Intervino primero la conocida defensora de los derechos humanos y de la causa saharaui. "Esto es un triunfo, una victoria del derecho internacional, de los derechos humanos, de la Justicia internacional y de la causa saharaui". Haidar aclaró que no abandonaría de manera definitiva su huelga de hambre hasta traspasar el umbral de su casa en El Aaiún.
"Estoy feliz", confesó.

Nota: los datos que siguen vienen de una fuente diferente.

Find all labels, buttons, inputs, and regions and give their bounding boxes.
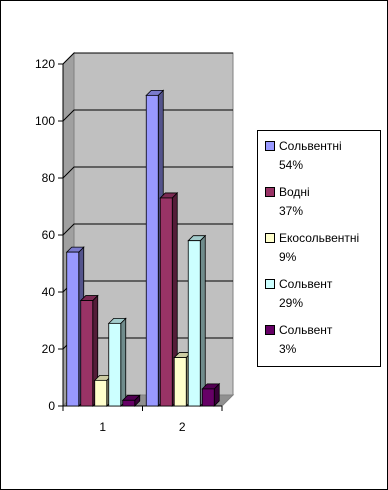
legend-swatch [265, 325, 275, 335]
bar-1-series-5 [122, 399, 136, 407]
gridline [62, 109, 233, 122]
legend-series-percent: 37% [279, 204, 304, 218]
legend-series-name: Екосольвентні [279, 231, 360, 245]
gridline [62, 223, 233, 236]
legend-series-name: Сольвентні [279, 139, 342, 153]
x-tick-label: 1 [99, 420, 106, 434]
y-tick-label: 100 [35, 114, 55, 128]
legend-series-percent: 9% [279, 250, 297, 264]
y-tick-label: 0 [48, 399, 55, 413]
legend-series-name: Сольвент [279, 323, 333, 337]
bar-2-series-2 [159, 197, 173, 407]
legend-swatch [265, 187, 275, 197]
bar-2-series-1 [145, 94, 159, 407]
legend-swatch [265, 233, 275, 243]
legend-series-percent: 3% [279, 342, 297, 356]
bar-1-series-4 [108, 322, 122, 407]
gridline [62, 52, 233, 65]
legend-series-name: Сольвент [279, 277, 333, 291]
bar-1-series-1 [66, 251, 80, 407]
gridline [62, 166, 233, 179]
y-tick-label: 120 [35, 57, 55, 71]
legend-swatch [265, 141, 275, 151]
x-tick-label: 2 [179, 420, 186, 434]
bar-2-series-4-side [199, 234, 206, 407]
bar-1-series-3 [94, 379, 108, 407]
legend-series-percent: 54% [279, 158, 304, 172]
bar-2-series-3 [173, 357, 187, 407]
bar-2-series-5 [201, 388, 215, 407]
bar-1-series-2 [80, 300, 94, 407]
legend-series-name: Водні [279, 185, 310, 199]
y-tick-label: 20 [42, 342, 56, 356]
bar-2-series-4 [187, 240, 201, 407]
legend-swatch [265, 279, 275, 289]
y-tick-label: 80 [42, 171, 56, 185]
legend-series-percent: 29% [279, 296, 304, 310]
chart-legend: Сольвентні 54% Водні 37% Екосольвентні 9% Соль… [257, 130, 381, 367]
y-tick-label: 60 [42, 228, 56, 242]
y-tick-label: 40 [42, 285, 56, 299]
bar-1-series-4-side [120, 317, 127, 407]
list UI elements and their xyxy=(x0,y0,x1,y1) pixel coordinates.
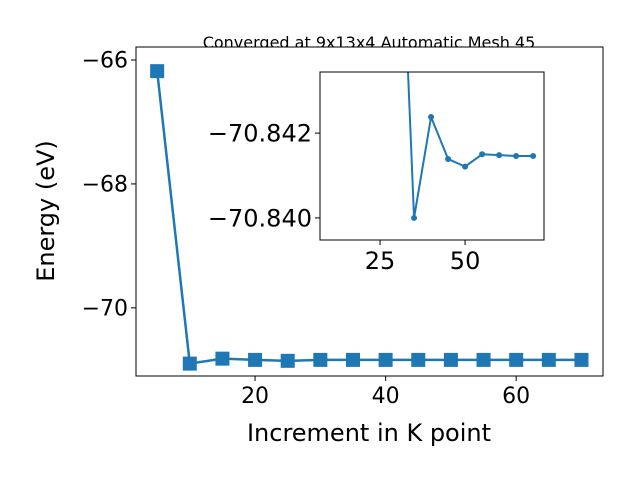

También agradeció el apoyo de todas las personas que de un modo u otro han estado a su lado durante estos largos y duros días. Aclaró que, en caso de que se abortara el viaje, como ocurrió hace dos semanas, exigiría no moverse del avión preparado para devolverla a su hogar en el Sahara Occidental.
Llegó a continuación el turno de palabra para la madre de 42 años. "Lo primero que haré al llegar será abrazar a mis dos hijos y a mi madre", explicó la consumida mujer.
Una muchedumbre rodeaba su silla de ruedas. Sus ojos brillaban en un rostro que presenta un color poco saludable, igual que brillaba su melfa amarilla en la plácida noche de Lanzarote. Recibió aplausos y vítores, pero a esa hora ya soñaba con los besos de sus hijos.